CTA has previously been proposed as the investigation of choice for suspected arterial injury in trauma. It is quick and readily available, with relatively few contraindications or complications. We had no adverse effects or extra morbidity from the additional angiography sequence in our series, and this correlates with other studies [16]. The vast majority of trauma patients have a CT head to pelvis, and therefore, angiography may be suitable with little extra ionising radiation or risk.

A previous study concluded that routine use of CTA in lower extremity fracture was not indicated. However, the presence of open fracture, distal or shaft tibial fractures increases the risk of having vascular injury on CTA. They also concluded that all their patients who had diminished or absent pulses required vascular treatment and therefore emphasise how important clinical examination is [16].

The literature explains how early exploration and appropriate surgery may lessen the need for amputation in those with vascular injury. The exact nature of the vascular injuries must be detected promptly to minimise the length of ischaemia and revascularisation should be carried out whenever it is possible [13]. The type of vascular injury can also predict the risk of reconstructive complications [24]. Therefore, early recognition of a vascular injury using CTA can aid prompt surgical management and follow-up planning.

In terms of our secondary outcome, non-union in vascular injury, we found no association. This contradicts a previous study that found those with vascular occlusion had a significantly greater incidence of delayed union or non-union [6].

A previous study found a significant relationship between posterior tibial artery injury and non-union; none of the cases identified in our study with posterior tibial artery injury had non-union. Of our non-unions, all were in the diaphysis and 75% were multi-fragmentory, which fits with the results of a previous study [9].

The literature is limited in terms of incidence of vascular injury in open tibial fractures and its direct association with non-union. Although this is the first study to look prospectively at vascular injury in open fractures, it would be useful to gain a larger sample of those with vascular injuries to further assess their outcomes in terms of union. Retrospective studies with larger sample sizes showed poorer outcomes and statistically significant rate of non-union in those with vascular injury [4, 5].
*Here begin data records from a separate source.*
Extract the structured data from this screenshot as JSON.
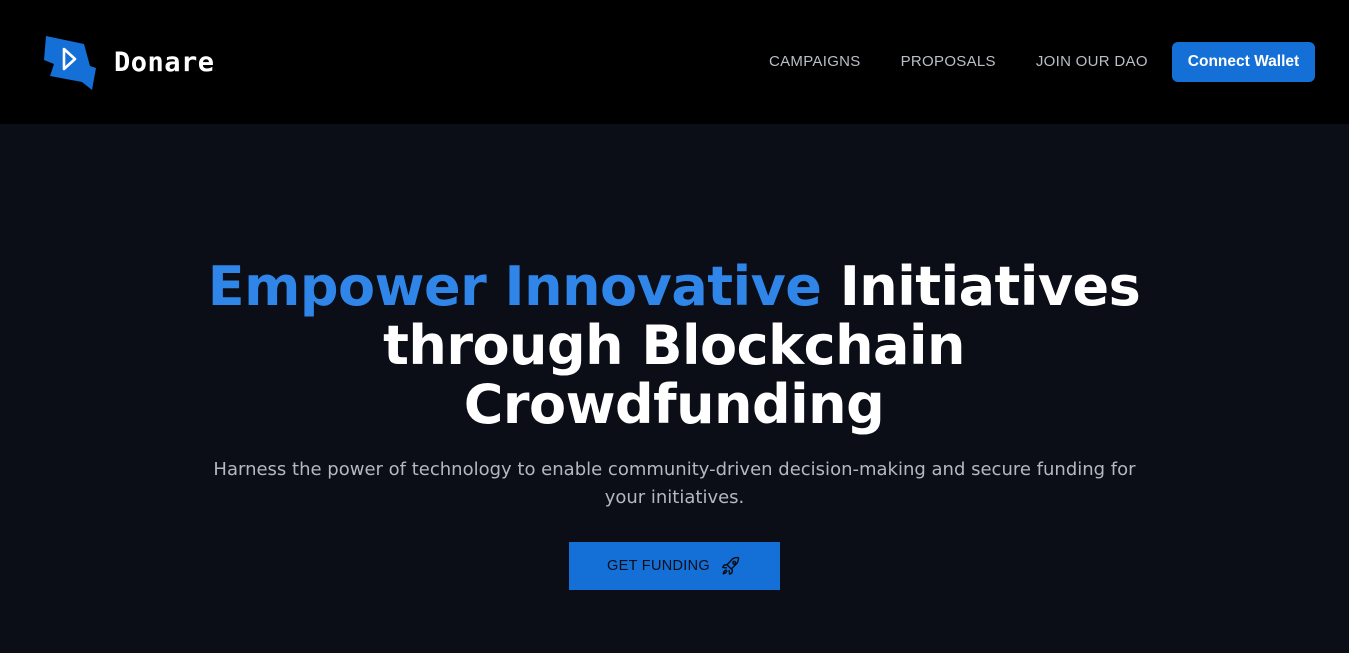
{
  "brand": {
    "name": "Donare",
    "logo_icon": "play-flag-logo-icon",
    "color": "#1470d7"
  },
  "nav": {
    "links": [
      {
        "label": "CAMPAIGNS"
      },
      {
        "label": "PROPOSALS"
      },
      {
        "label": "JOIN OUR DAO"
      }
    ],
    "connect_label": "Connect Wallet"
  },
  "hero": {
    "headline_accent": "Empower Innovative",
    "headline_rest_1": " Initiatives",
    "headline_rest_2": "through Blockchain",
    "headline_rest_3": "Crowdfunding",
    "subtitle": "Harness the power of technology to enable community-driven decision-making and secure funding for your initiatives.",
    "cta_label": "GET FUNDING",
    "cta_icon": "rocket-icon"
  },
  "colors": {
    "accent": "#2f86e8",
    "button": "#1470d7",
    "nav_background": "#000000",
    "hero_background": "#0b0d17"
  }
}
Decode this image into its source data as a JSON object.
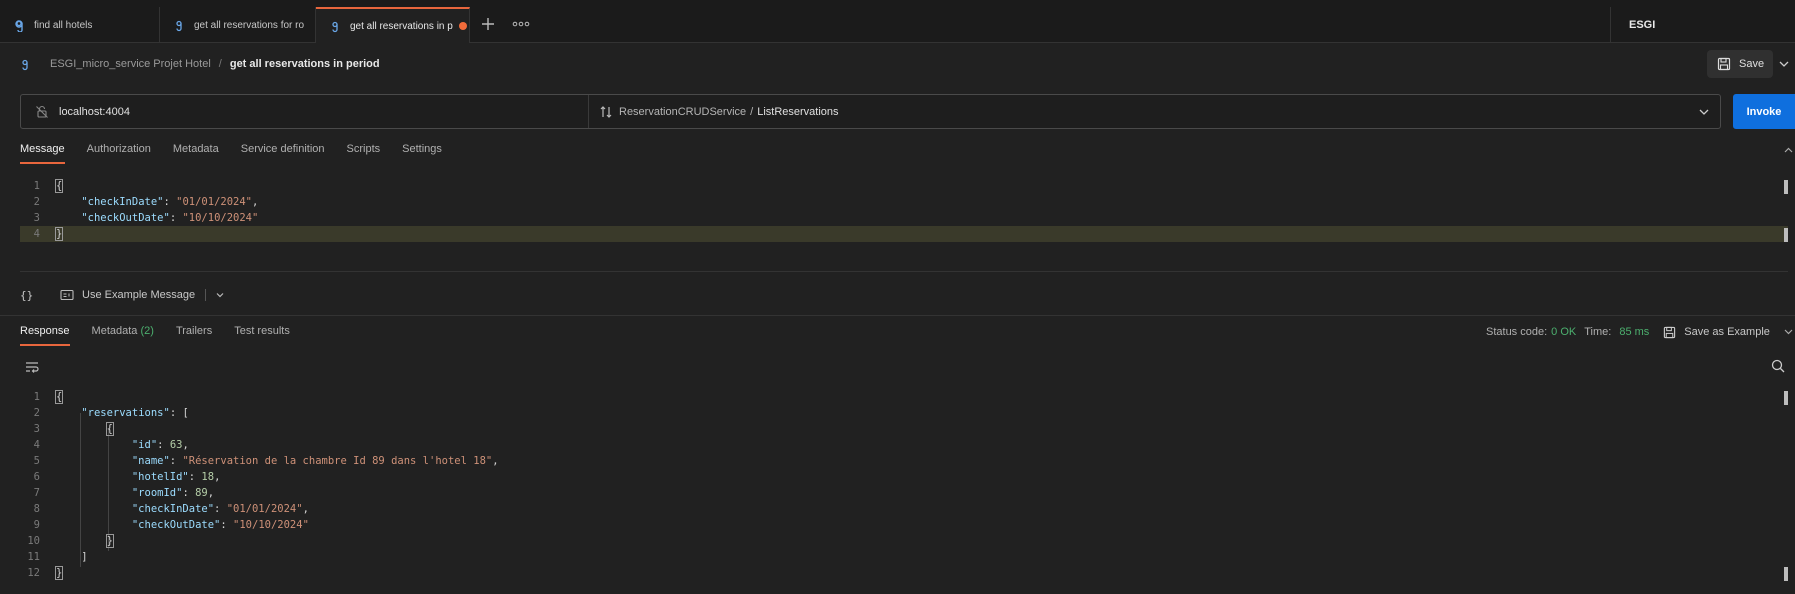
{
  "tabs": [
    {
      "label": "find all hotels",
      "icon": "grpc-icon",
      "active": false
    },
    {
      "label": "get all reservations for ro",
      "icon": "grpc-icon",
      "active": false
    },
    {
      "label": "get all reservations in p",
      "icon": "grpc-icon",
      "active": true,
      "unsaved": true
    }
  ],
  "workspace": "ESGI",
  "breadcrumb": {
    "collection": "ESGI_micro_service Projet Hotel",
    "separator": "/",
    "current": "get all reservations in period"
  },
  "save_label": "Save",
  "url": {
    "host": "localhost:4004",
    "service": "ReservationCRUDService",
    "separator": "/",
    "method": "ListReservations"
  },
  "invoke_label": "Invoke",
  "request_tabs": [
    "Message",
    "Authorization",
    "Metadata",
    "Service definition",
    "Scripts",
    "Settings"
  ],
  "request_message": {
    "line_numbers": [
      "1",
      "2",
      "3",
      "4"
    ],
    "checkInDate_key": "\"checkInDate\"",
    "checkInDate_value": "\"01/01/2024\"",
    "checkOutDate_key": "\"checkOutDate\"",
    "checkOutDate_value": "\"10/10/2024\""
  },
  "message_toolbar": {
    "braces": "{}",
    "use_example": "Use Example Message"
  },
  "response_tabs": {
    "response": "Response",
    "metadata": "Metadata",
    "metadata_count": "(2)",
    "trailers": "Trailers",
    "test_results": "Test results"
  },
  "status": {
    "code_label": "Status code:",
    "code_value": "0 OK",
    "time_label": "Time:",
    "time_value": "85 ms",
    "save_example": "Save as Example"
  },
  "response": {
    "line_numbers": [
      "1",
      "2",
      "3",
      "4",
      "5",
      "6",
      "7",
      "8",
      "9",
      "10",
      "11",
      "12"
    ],
    "reservations_key": "\"reservations\"",
    "id_key": "\"id\"",
    "id_value": "63",
    "name_key": "\"name\"",
    "name_value": "\"Réservation de la chambre Id 89 dans l'hotel 18\"",
    "hotelId_key": "\"hotelId\"",
    "hotelId_value": "18",
    "roomId_key": "\"roomId\"",
    "roomId_value": "89",
    "checkInDate_key": "\"checkInDate\"",
    "checkInDate_value": "\"01/01/2024\"",
    "checkOutDate_key": "\"checkOutDate\"",
    "checkOutDate_value": "\"10/10/2024\""
  },
  "colors": {
    "accent": "#e8663d",
    "invoke": "#0f6fde",
    "status_ok": "#4caf6e",
    "json_key": "#9cdcfe",
    "json_string": "#ce9178"
  }
}
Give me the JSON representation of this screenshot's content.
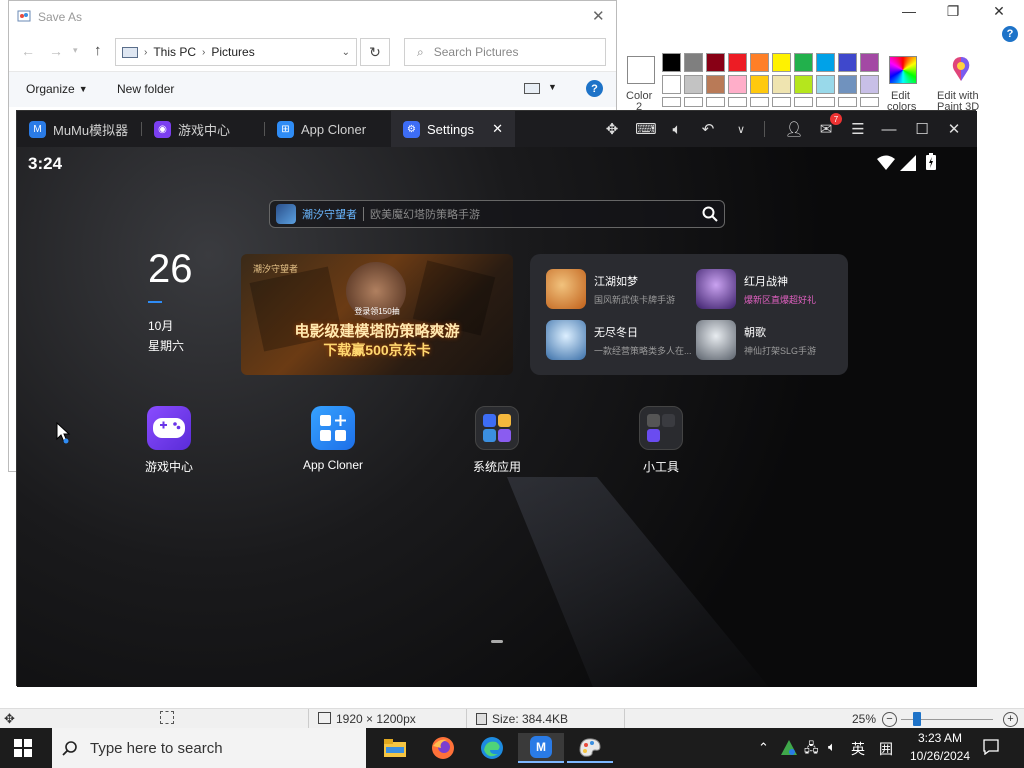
{
  "paint": {
    "color2_label": "Color",
    "color2_sub": "2",
    "edit_colors": "Edit",
    "edit_colors_sub": "colors",
    "edit_with": "Edit with",
    "paint3d": "Paint 3D",
    "palette_row1": [
      "#000000",
      "#7f7f7f",
      "#880015",
      "#ed1c24",
      "#ff7f27",
      "#fff200",
      "#22b14c",
      "#00a2e8",
      "#3f48cc",
      "#a349a4"
    ],
    "palette_row2": [
      "#ffffff",
      "#c3c3c3",
      "#b97a57",
      "#ffaec9",
      "#ffc90e",
      "#efe4b0",
      "#b5e61d",
      "#99d9ea",
      "#7092be",
      "#c8bfe7"
    ]
  },
  "save_as": {
    "title": "Save As",
    "breadcrumb": [
      "This PC",
      "Pictures"
    ],
    "search_placeholder": "Search Pictures",
    "organize": "Organize",
    "new_folder": "New folder"
  },
  "emulator": {
    "tabs": [
      {
        "label": "MuMu模拟器"
      },
      {
        "label": "游戏中心"
      },
      {
        "label": "App Cloner"
      },
      {
        "label": "Settings"
      }
    ],
    "notif_count": "7",
    "clock": "3:24",
    "search_tag": "潮汐守望者",
    "search_placeholder": "欧美魔幻塔防策略手游",
    "date_day": "26",
    "date_month": "10月",
    "date_weekday": "星期六",
    "banner": {
      "logo": "潮汐守望者",
      "tag": "登录领150抽",
      "headline": "电影级建模塔防策略爽游",
      "subline": "下载赢500京东卡"
    },
    "games": [
      {
        "name": "江湖如梦",
        "desc": "国风新武侠卡牌手游",
        "color": "#c0601a"
      },
      {
        "name": "红月战神",
        "desc": "爆新区直爆超好礼",
        "color": "#6a3fa0"
      },
      {
        "name": "无尽冬日",
        "desc": "一款经营策略类多人在...",
        "color": "#4c7fb8"
      },
      {
        "name": "朝歌",
        "desc": "神仙打架SLG手游",
        "color": "#8a8f97"
      }
    ],
    "desktop": [
      {
        "label": "游戏中心"
      },
      {
        "label": "App Cloner"
      },
      {
        "label": "系统应用"
      },
      {
        "label": "小工具"
      }
    ]
  },
  "statusbar": {
    "dimensions": "1920 × 1200px",
    "size": "Size: 384.4KB",
    "zoom": "25%",
    "zoom_level": 0.25
  },
  "taskbar": {
    "search_placeholder": "Type here to search",
    "ime": "英",
    "time": "3:23 AM",
    "date": "10/26/2024"
  }
}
In conclusion, CTA is useful in detecting potential vascular injury; although many may not require vascular intervention, it alerts physicians to those who may require it. CTA should be considered in all those with high-velocity injuries resulting in an open tibial fracture. It is also valuable in preoperative planning for soft tissue reconstructive surgery in order to identify suitable vessels for local or free flaps.